If the administration decides national security is "a legitimate novel concern," however, Dominion Energy Inc.'s 2,587-MW Coastal Virginia Offshore Wind "is more exposed considering the meaningful Navy presence" in the area, Jefferies analysts wrote.

Dominion management, as recently as Aug. 1, has maintained that the project remains "months away" from delivering power to customers in 2026, is on track for completion by the end of that year and will prove to be an asset that supports critical military and defense installations.

Project finance alarm

While the Trump administration's stance against offshore wind has been expected, its actions to stop or reevaluate even projects that are fully permitted — or more than half-built — is forcing a risk reappraisal by clean energy developers and investors.

In addition to Revolution Wind and Empire Wind, the administration has moved against projects off Massachusetts, New Jersey and Maryland owned by developers including Iberdrola SA's Avangrid Inc., US Wind Inc., Engie SA, EDP SA, Shell PLC and Electricité de France SA.
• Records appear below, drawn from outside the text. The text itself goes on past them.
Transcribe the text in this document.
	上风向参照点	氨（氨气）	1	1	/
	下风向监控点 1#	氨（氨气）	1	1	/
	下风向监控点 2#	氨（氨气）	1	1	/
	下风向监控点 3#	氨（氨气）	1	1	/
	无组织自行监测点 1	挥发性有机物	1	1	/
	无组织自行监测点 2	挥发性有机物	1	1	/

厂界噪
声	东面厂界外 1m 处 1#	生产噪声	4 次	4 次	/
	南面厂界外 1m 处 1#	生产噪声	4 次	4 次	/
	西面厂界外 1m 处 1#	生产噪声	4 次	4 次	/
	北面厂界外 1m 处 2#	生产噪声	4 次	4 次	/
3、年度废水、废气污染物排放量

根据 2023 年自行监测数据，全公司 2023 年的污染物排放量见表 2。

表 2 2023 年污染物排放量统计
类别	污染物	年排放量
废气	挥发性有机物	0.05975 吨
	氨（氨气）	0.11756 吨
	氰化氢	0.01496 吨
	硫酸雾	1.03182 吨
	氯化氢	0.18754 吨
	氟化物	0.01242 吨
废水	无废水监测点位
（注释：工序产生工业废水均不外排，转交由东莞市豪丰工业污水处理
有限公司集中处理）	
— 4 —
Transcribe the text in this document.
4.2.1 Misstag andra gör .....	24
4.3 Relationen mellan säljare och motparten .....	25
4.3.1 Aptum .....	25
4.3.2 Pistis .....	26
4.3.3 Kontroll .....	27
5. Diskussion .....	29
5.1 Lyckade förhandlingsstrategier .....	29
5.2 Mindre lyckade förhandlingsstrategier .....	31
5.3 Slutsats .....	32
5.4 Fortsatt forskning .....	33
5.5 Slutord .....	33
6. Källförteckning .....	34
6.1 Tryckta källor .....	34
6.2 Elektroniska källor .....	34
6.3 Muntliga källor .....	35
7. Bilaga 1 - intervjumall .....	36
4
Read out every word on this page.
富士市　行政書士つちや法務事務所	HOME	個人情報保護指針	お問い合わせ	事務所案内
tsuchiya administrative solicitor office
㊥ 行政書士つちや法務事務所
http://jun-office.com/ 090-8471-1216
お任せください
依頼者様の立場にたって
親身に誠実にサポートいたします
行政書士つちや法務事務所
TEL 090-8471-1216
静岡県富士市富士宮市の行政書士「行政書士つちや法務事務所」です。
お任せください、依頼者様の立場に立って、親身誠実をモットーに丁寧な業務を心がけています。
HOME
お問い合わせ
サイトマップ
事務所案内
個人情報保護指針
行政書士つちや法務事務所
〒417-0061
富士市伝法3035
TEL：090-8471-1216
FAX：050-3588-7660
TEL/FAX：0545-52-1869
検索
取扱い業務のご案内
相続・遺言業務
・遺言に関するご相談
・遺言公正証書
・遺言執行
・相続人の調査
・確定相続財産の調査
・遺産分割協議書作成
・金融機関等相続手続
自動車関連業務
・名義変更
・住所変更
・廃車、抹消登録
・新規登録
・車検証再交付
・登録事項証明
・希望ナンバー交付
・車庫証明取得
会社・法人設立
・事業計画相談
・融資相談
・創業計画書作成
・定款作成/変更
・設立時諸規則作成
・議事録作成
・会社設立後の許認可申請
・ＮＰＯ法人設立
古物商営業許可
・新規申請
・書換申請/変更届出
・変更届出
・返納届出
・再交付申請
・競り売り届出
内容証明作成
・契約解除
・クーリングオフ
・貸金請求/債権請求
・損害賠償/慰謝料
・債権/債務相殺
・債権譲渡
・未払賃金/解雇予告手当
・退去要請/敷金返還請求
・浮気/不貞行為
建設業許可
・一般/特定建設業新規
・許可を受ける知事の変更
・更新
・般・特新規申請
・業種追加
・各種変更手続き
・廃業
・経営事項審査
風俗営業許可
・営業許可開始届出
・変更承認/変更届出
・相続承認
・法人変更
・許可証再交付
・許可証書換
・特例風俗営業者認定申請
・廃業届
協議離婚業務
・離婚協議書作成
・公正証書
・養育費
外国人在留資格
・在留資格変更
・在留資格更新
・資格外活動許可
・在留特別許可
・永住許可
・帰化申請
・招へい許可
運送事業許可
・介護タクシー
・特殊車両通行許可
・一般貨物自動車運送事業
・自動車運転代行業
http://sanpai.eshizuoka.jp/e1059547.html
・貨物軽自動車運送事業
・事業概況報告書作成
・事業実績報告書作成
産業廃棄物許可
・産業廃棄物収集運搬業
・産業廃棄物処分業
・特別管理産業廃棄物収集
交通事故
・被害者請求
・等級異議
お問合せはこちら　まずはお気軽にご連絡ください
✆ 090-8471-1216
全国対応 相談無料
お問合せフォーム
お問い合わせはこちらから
"Undercutting these projects, each of which has billions of private investment dollars committed to it, is sending shock waves through all energy project financing, not just the wind industry," Dennis Wamsted, an analyst for the Institute for Energy Economics and Financial Analysis, wrote in a Sept. 3 report.

"The cost of this political uncertainty will raise the risks — and therefore, the costs — of developing other new power generation resources, including new nuclear facilities (both small modular and conventional large reactors), dispatchable battery storage, solar, and gas-fired plants," Wamsted added.

For offshore wind, financial services platform Karbone has taken "every ... project except Vineyard Wind out of our forecasting models over the last year," Peter Gardett, head of energy transition research at Karbone, said in an email. "The stranding risk for them is too high to appropriately model for the pricing impacts."

Jefferies analysts wrote in August that they do not expect Ørsted and Global Infrastructure Partners to abandon Revolution Wind. On Sept. 4, the developers sued the Trump administration over the stop-work order.

But Kaplowitz sees the entire industry at risk.

"What you're seeing here in terms of the disruption of business expectations, there is a reliance on the finality of government decision-making that every business needs across virtually every industry," Kaplowitz said. "If you can't make good on those commitments, people are going to stop investing."